Could a high-end $50 a person vegetarian restaurant survive in America? If it could survive, how long would you guess it could survive?
If you guessed thirty years you would be right.
Roughly one percent of Americans are vegetarians so any cautious guess on your part would be sensible. Almost nobody can stay in business at high-end food prices to service a tiny market; high-end Ethiopian, Greek, Turkish and Moroccan restaurants rarely survive for long.
Greens at Fort Mason in San Francisco has succeeded and is still full today, everyday and night of the week, with over 180 seats, after thirty years.
Since Greens was originally my idea and I have been the business consultant (and often part of management) for over thirty years, I feel free to advance some ideas about the success.

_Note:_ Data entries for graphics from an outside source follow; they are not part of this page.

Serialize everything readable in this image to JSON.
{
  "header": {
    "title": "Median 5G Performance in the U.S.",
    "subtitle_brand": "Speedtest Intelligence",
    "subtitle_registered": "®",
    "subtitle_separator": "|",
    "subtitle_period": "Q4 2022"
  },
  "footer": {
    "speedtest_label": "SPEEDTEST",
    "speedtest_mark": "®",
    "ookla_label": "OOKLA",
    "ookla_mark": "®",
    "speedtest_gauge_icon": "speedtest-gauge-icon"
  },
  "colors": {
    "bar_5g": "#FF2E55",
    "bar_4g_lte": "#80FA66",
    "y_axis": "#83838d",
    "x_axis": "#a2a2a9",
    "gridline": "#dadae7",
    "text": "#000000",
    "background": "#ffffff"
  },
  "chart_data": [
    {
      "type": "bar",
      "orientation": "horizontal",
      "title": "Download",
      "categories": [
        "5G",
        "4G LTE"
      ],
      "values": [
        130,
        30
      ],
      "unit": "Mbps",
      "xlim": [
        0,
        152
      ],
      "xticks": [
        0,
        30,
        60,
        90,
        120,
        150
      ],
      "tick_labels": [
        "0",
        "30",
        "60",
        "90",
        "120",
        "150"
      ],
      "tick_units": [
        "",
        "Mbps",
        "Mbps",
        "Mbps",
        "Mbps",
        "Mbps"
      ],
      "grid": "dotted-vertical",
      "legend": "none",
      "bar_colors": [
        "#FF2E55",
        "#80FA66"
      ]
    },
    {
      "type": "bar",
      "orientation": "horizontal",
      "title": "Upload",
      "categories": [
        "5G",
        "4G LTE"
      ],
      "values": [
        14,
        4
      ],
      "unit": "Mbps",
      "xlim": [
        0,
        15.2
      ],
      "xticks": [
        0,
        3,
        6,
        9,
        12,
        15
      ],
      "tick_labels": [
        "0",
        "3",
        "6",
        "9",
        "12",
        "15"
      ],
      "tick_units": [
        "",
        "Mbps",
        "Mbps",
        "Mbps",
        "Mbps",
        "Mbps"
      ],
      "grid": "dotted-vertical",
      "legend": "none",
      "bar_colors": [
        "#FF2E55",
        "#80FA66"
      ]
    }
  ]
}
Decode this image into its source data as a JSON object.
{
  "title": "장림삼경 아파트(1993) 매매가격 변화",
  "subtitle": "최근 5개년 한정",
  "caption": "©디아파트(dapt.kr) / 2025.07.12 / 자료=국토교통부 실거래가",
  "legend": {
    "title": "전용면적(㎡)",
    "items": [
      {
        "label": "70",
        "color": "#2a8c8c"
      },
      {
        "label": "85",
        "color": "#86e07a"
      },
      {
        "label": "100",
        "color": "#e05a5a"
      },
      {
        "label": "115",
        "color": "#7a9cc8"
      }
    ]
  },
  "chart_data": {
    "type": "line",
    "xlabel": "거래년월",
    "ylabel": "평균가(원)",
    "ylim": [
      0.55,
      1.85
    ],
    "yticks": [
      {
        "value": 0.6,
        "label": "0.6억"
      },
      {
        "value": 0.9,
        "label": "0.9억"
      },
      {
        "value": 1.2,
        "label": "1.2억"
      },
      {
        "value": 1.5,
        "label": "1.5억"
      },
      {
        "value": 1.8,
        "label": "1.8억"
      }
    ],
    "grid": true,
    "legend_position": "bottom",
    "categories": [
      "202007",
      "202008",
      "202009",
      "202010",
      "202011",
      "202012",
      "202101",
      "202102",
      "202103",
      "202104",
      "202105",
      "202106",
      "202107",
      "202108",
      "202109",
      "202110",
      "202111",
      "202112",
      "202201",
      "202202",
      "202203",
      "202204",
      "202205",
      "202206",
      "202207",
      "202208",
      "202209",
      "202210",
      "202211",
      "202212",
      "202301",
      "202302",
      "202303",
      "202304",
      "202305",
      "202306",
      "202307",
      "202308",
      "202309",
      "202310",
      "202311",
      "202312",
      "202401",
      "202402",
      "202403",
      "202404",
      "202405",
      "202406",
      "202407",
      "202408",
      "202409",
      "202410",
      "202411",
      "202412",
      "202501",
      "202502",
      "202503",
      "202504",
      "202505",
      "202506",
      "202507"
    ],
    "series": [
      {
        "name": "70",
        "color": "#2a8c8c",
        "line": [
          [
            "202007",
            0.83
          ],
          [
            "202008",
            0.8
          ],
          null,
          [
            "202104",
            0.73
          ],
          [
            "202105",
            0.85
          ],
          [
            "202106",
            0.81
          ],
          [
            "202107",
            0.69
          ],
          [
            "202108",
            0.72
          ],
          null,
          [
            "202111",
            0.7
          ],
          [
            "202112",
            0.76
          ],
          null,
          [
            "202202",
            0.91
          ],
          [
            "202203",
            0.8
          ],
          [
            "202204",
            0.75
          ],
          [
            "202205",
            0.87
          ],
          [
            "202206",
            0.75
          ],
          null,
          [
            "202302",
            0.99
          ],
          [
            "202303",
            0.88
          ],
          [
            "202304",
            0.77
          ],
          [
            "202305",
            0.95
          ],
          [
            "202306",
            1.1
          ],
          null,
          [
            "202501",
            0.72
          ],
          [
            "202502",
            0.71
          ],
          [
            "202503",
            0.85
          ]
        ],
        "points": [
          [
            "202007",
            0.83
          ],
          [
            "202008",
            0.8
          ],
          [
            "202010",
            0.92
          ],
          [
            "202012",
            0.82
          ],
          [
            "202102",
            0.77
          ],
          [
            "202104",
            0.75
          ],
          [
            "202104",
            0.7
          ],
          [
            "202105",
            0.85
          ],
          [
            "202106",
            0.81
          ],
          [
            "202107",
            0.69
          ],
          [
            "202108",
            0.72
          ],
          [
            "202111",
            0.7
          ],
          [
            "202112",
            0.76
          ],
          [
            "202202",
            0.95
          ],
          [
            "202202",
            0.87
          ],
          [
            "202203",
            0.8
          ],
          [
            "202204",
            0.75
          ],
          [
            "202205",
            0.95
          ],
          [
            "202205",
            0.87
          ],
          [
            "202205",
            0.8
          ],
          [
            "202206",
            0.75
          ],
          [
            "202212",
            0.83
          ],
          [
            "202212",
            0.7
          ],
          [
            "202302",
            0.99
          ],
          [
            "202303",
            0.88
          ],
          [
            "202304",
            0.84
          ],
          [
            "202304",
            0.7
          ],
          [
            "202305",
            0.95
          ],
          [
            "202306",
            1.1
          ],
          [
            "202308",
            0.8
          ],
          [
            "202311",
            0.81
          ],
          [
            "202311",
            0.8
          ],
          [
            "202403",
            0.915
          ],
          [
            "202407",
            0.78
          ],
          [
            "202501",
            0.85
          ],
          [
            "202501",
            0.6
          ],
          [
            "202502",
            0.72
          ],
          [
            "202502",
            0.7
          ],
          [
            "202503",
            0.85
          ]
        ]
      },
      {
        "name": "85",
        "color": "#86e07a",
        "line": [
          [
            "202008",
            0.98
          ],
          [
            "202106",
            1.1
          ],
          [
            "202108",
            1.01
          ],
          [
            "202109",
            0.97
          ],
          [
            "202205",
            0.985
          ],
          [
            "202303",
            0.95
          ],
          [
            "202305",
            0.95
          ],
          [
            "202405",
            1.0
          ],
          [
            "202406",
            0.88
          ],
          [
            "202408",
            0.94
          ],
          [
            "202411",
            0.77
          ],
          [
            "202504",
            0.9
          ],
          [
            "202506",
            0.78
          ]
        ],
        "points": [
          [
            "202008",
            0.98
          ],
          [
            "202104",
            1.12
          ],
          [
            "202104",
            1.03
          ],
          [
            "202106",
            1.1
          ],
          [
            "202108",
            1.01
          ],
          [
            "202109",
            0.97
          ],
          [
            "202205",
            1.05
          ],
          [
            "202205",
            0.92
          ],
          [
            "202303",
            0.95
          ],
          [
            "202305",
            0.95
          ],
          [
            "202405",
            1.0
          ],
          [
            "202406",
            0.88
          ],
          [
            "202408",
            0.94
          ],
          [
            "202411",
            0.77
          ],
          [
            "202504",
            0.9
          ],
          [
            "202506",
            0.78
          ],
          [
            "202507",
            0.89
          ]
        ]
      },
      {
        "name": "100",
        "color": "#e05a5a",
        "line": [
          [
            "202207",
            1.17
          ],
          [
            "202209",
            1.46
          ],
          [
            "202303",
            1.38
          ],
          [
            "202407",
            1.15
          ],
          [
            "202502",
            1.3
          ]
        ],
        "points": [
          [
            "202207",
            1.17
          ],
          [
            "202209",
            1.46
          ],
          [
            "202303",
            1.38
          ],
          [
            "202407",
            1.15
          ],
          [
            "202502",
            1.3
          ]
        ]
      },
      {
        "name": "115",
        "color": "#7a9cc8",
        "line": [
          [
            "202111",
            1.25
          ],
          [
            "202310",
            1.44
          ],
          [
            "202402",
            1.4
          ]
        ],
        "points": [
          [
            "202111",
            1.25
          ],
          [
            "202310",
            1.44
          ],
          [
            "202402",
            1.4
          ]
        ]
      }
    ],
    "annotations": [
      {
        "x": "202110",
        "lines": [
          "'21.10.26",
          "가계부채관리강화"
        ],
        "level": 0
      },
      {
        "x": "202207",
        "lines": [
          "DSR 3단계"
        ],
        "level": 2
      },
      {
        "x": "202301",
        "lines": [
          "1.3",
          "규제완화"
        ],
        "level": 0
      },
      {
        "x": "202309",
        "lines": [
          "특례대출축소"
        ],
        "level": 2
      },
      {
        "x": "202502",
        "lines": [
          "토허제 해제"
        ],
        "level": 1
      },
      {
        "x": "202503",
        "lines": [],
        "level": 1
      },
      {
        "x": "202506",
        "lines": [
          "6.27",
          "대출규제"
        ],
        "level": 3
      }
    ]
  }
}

Do all of those things and you'll have a successful restaurant.* The restaurant was started by San Francisco Zen Center and created by Dick Baker the Abbott. When it first opened it was packed because the SF Zen community had over ten thousand members. It opened packed to the walls. It has remained packed to this day. Opening full is an important rule of business.
* We recognized that veggie customers alone would never support a business so the restaurant had to have three things: a great wine list, superb food and a comfortable welcoming non-limiting aesthetic (as opposed to the common hippy, Zennie or New Age decor of veggie places). Greens provided a place where three regular humans could eat with their veggie friend.
* Lastly, over the thirty years we updated the decor regularly without changing it (soon to be updated again). We have been able to demand top flight service because no one on the staff ever wanted to leave. We made sure that every single one of the thousands of dishes produced every day every week were all equally perfect (thanks to Annie, the core of the kitchen).